Speaker: Professor James Penner (NUS)

Location: Moot Court Room, Faculty of Law

This paper argue that in contrast to the moral foundations of contract, tort, and the law of property, which are generally regarded as being aspects or elements of ‘right’, to put it in quasi-Kantian terms, liability to return the value of mistaken payments is an example of the law’s enforcing a duty of virtue. In a way similar (though not identical) to how the law might instantiate a duty of easy rescue as the ‘replacement’ in particular cases of the general duty of beneficence, liability for mistaken payments counts as an instantiation of the same duty of beneficence in a particular sort of factual situation.
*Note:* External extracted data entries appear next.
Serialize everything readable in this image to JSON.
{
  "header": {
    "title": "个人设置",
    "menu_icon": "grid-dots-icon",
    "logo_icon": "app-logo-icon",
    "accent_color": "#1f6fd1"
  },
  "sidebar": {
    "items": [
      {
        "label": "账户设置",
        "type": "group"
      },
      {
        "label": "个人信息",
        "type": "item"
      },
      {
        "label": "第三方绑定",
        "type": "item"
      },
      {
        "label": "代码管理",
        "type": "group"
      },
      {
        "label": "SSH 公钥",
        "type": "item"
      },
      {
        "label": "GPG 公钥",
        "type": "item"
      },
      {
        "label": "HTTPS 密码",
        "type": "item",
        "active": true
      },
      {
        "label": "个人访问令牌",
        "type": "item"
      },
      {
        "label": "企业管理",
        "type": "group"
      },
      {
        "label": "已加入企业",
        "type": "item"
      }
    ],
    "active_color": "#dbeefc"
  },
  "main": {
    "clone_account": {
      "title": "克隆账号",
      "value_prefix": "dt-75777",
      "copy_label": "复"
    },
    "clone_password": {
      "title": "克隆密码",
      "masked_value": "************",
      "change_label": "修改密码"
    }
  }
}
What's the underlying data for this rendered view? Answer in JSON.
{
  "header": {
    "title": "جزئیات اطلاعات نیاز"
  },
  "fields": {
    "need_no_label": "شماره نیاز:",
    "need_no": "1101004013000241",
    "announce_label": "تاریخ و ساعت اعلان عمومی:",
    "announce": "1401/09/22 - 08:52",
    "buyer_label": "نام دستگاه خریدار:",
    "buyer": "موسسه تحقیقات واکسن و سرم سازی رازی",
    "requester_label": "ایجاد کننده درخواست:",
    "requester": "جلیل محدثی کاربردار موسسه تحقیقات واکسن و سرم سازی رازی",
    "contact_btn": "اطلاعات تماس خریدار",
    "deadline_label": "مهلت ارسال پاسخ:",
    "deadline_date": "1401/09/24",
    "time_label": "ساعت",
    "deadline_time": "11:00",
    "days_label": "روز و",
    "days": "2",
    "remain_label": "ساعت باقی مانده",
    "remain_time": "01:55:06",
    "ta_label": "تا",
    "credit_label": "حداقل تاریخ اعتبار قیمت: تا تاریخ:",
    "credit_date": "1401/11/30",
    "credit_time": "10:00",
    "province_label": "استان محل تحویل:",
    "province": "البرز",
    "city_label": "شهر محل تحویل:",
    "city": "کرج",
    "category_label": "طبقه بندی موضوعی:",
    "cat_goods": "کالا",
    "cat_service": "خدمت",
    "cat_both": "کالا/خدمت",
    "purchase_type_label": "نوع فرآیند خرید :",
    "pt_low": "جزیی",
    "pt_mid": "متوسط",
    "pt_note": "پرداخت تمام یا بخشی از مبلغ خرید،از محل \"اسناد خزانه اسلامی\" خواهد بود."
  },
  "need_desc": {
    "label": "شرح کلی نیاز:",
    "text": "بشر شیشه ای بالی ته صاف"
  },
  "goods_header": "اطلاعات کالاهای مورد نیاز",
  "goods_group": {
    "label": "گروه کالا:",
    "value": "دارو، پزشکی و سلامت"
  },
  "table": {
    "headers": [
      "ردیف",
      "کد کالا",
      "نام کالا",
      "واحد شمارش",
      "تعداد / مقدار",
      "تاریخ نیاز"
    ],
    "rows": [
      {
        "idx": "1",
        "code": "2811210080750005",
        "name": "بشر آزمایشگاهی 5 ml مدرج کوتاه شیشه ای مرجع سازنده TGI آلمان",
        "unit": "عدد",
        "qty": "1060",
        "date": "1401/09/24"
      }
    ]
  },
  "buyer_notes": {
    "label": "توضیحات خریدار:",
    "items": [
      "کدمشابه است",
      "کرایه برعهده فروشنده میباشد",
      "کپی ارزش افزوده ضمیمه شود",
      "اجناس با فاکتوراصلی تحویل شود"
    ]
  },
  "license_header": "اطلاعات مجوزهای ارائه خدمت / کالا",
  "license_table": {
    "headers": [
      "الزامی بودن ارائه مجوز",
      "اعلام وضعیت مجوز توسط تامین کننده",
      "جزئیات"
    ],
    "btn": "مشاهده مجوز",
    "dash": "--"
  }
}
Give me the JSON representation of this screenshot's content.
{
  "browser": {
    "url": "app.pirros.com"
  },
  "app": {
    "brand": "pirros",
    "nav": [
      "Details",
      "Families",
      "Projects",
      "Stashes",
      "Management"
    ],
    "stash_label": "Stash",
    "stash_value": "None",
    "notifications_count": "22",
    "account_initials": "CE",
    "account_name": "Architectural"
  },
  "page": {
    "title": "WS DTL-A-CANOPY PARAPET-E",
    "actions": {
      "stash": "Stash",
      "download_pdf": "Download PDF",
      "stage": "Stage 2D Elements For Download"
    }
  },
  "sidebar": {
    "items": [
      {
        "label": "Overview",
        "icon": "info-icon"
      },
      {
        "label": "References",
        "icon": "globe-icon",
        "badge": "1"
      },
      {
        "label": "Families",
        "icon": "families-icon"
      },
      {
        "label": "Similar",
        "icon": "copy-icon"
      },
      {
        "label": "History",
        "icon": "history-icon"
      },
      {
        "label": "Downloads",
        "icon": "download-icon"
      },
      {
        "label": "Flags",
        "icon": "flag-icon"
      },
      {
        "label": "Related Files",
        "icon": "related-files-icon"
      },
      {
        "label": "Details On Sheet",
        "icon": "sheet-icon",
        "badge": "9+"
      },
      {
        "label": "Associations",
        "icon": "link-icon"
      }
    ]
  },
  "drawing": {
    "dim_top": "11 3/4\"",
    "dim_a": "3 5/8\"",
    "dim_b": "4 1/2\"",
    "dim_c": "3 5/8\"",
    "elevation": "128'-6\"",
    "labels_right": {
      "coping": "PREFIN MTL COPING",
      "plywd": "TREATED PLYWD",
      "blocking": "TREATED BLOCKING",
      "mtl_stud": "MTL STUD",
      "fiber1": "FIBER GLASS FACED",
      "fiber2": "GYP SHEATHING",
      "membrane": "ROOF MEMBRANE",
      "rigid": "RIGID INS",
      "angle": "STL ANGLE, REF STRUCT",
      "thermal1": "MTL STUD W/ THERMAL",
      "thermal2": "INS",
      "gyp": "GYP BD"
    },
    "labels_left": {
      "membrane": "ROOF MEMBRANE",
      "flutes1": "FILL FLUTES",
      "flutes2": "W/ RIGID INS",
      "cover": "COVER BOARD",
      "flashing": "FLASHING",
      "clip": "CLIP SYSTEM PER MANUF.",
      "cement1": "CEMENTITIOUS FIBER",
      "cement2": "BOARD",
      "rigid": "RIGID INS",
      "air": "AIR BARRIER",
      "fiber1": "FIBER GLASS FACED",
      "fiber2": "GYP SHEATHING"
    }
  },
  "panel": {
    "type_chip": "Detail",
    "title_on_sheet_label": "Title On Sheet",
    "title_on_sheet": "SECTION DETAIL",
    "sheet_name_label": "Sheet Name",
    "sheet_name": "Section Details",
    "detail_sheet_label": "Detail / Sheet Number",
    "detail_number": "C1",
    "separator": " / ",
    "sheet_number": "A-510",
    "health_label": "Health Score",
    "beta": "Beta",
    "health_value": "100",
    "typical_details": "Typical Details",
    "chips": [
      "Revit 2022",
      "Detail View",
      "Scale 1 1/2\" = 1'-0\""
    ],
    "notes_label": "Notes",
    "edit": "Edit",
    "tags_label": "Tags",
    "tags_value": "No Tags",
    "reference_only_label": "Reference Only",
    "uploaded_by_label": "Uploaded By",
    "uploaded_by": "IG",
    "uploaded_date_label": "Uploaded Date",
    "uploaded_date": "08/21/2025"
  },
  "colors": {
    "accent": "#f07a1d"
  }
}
Accordingly, one of Birks’s most cherished theses – that the law of unjust enrichment is a distinctive aspect of private law, not to be assimilated to contract, tort, or the law of property – can be made out: it is distinctive in having an entirely different normative source, in virtue, not in right. But this result comes at a cost:

  1. A legal system could function more or less justly without a liability to return the value of mistaken payments;
  2. Birks’s thesis that liability for mistaken payment is the archetype or paradigmatic case of liability for unjust enrichment would have to be abandoned; and
  3. we would recognise that the liability to make restitution of mistaken payments falls under the category of policy-motivated justifications for restitutionary liability.

The work in progress seminars are open to all LLM and PhD students, Faculty members and Faculty visitors.